На окнах стали налипать звездисто–путаные узоры. Белый свет яснее лег в немолодые комнаты машистовского дома с топившейся голландской печью, старыми фотографиями на стенах, запахом медвежьей шкуры, ружей и лекарств.
Аркадий Иваныч взял гитару, слегка тронул струны. Они слабо, грустно ответили. Он стал подтягивать колышки.
— Вот и развлекусь немножко. Не вечно же хворать, лежать…
Анна преданными, темными глазами на него взглянула.
— Триста романсов… Меня у Яра отлично знали. Варя Панина [270] одобряла. Все триста на память знал. Но и не одни цыганские…
Он сел повыше, подперся большой подушкой и слабым полуголосом, полуговорком, но уверенно начал.
Кроме гитары метель ему аккомпанировала. Но в ее порывах, в безумном, сухом хлестании было что‑то грозное. Временами так громыхали листы железа на крыше, ослабевшие от времени, так постукивали ставни, что почти заглушали романс. На Анну это пение нагоняло мрак.
— «И умере–еть у ваших ног. О если б смел, о е–е-если б мог!» [271]
Он слегка задохнулся, отложил гитару.
— Под этот романс мы с покойным Кладкиным столько деньжищ спустили…

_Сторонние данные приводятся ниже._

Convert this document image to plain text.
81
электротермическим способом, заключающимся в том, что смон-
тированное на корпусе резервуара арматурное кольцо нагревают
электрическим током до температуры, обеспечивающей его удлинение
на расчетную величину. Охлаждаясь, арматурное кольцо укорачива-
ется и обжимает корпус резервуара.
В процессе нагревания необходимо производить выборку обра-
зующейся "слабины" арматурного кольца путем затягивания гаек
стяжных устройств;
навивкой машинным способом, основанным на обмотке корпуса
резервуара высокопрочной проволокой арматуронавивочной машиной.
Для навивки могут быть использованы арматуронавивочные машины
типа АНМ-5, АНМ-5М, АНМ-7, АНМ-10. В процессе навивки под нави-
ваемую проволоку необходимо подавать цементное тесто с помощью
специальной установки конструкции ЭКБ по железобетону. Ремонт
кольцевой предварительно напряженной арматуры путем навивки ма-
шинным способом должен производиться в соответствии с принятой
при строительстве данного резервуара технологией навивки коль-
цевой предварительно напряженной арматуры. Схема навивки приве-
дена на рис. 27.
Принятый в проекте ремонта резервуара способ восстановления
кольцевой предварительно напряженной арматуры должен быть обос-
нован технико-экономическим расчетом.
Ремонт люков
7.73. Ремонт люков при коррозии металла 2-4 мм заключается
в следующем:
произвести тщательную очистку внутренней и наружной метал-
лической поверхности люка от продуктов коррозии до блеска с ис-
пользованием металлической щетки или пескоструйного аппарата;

— Ну, что там вспоминать, где да сколько, — сказала Анна. — Были баре, разумеется. Денег не считали… сами они к вам шли. Своим горбом мало что добывали.
— Верно, — Аркадий Иваныч произнес это вполтона. — Легко пришло, легко ушло.
Анна взяла его за руку.
— Я тебя не осуждаю. Ты как был барин, так барином и остался. Мы — другие. И теперь другая жизнь идет.
Она улыбнулась.
— Я тебя за то и люблю, что ты барин… настоящий. А что цыганок разных любил, этого не люблю.
— Цыганки бывали ничего себе… Но я ими не занимался. Кладкин вертелся немного. Да с ними и вообще не так легко. Нет, мы шальные деньги сорили, это что и говорить, я‑то не так, у меня много никогда не бывало, а вот этот Кладкин, например…
Аркадий Иваныч помолчал, потом закурил.
— Его имение отсюда было верст пятнадцать, в сторону Корыстова. Как тебе сказать, не то чтобы особо знатный, родовитый, что ли, человек, скорей напротив, происхождения неопределенного, занимался подрядами, поднажился — и купил Олесово, переехал туда с семьей, зажил, я тебе скажу, широко. Именины, или там праздник, то водчонки, вина сколько твоей душе угодно. И наши же помещики так у него перепивались, что потом их на дорожках олесовского парка находили или под кустами с девками–мананками [272]…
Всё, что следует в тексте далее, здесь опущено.